Engineers, All Other salary by metro in Nebraska
2 metro areas with BLS data, ranked by median pay
| Metro area | Median salary | vs. state | Employment |
|---|---|---|---|
| Omaha | $113K | +28% | 140 |
| Lincoln | $64K | -28% | 90 |
Compare to other states
Track engineers, all other salary changes
BLS updates this data quarterly. We'll email you when Nebraska numbers change.
Related careers in Engineering
Frequently asked questions
Can a engineers, all other afford a 2BR apartment alone in Nebraska?
Yes — at the median salary of $88K, rent takes 20.1% of take-home pay. A 2-bedroom at the HUD Fair Market Rent runs $1,113/month. That stays under the 30% guideline most financial planners use.
What’s the entry-level salary for engineers, all others in Nebraska?
The 10th-percentile wage — what new engineers, all others typically earn — is $41K/year. Take-home on that works out to about $2,438/month. At HUD’s $1,113/month FMR, rent would take 46% of that take-home — above the 30% guideline, so a 1-bedroom or shared housing is likely necessary starting out.

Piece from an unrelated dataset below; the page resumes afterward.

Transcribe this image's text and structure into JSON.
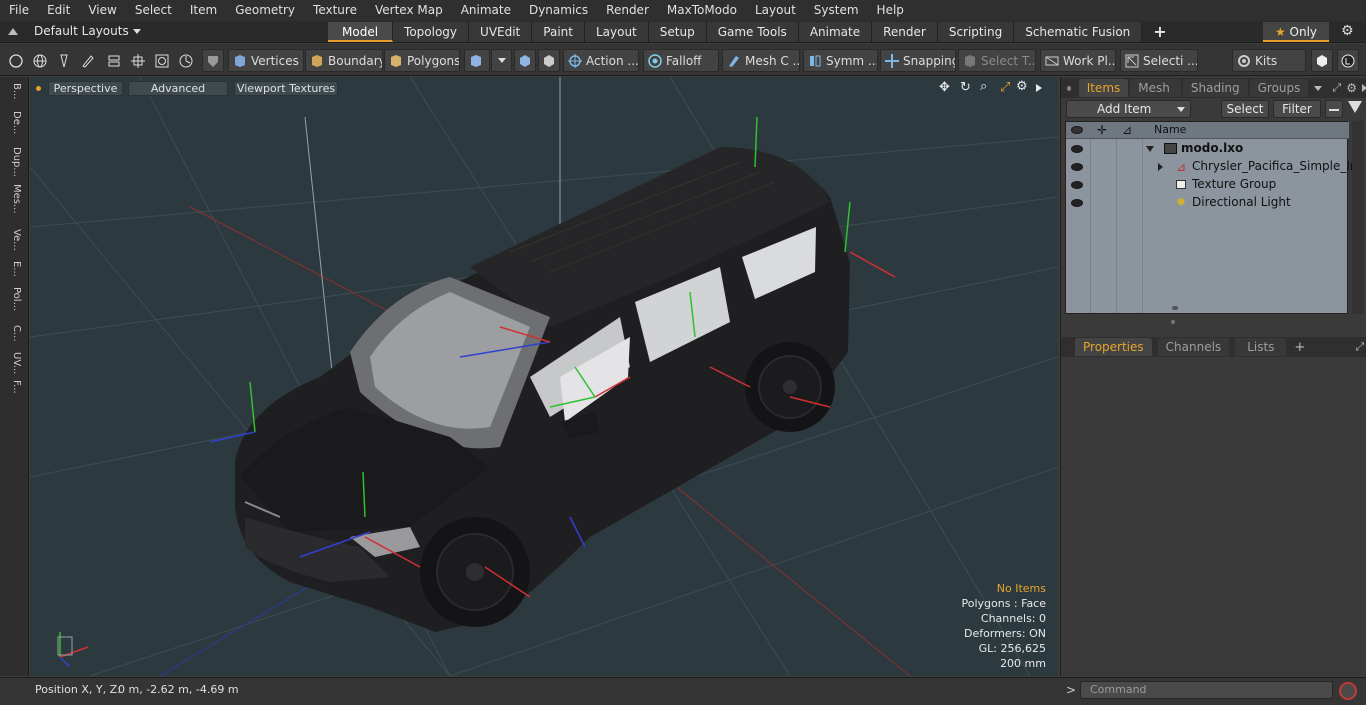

Is engineers, all other a high-paying job in Nebraska?
Local pay runs 28% below the national median — $88K here vs. $123K nationally. Cost of living is 10% below the national average, which narrows that gap in real purchasing power.
How does Nebraska compare to the national average for engineers, all others?
Nebraska pays $88K median vs. the U.S. average of $123K — that’s -28%. After adjusting for local cost of living (RPP 90.05), the purchasing-power equivalent is $98K — below the national median.
How much do engineers, all others make in Nebraska?
The median is $88,490 a year, that works out to about $43 an hour. But the range is wide: entry-level workers start around $40,630, and experienced engineers, all others can clear $136,260. These are BLS numbers, based on employer-reported data, not self-reported surveys.
Is $88K enough to live in Nebraska?
On that salary, you'd take home roughly $5,550/month after taxes. A 2-bedroom here rents for about $1,113/month, which eats 20.1% of your paycheck. That's under the 30% guideline most financial planners use, so the numbers work.
How far does a engineers, all other salary go in Nebraska?
Nebraska has a Regional Price Parity of 90.05 (100 is the national average). That's below average, your money stretches further here than the raw salary number suggests. After cost-of-living adjustment, the median engineers, all other salary is worth about $98,268 in national-average purchasing power.
Where do engineers, all others get paid the most?
The table above ranks every state by median pay for this role. Keep in mind that the highest-paying states tend to have the highest costs of living, so the top salary doesn't always mean the most money in your pocket.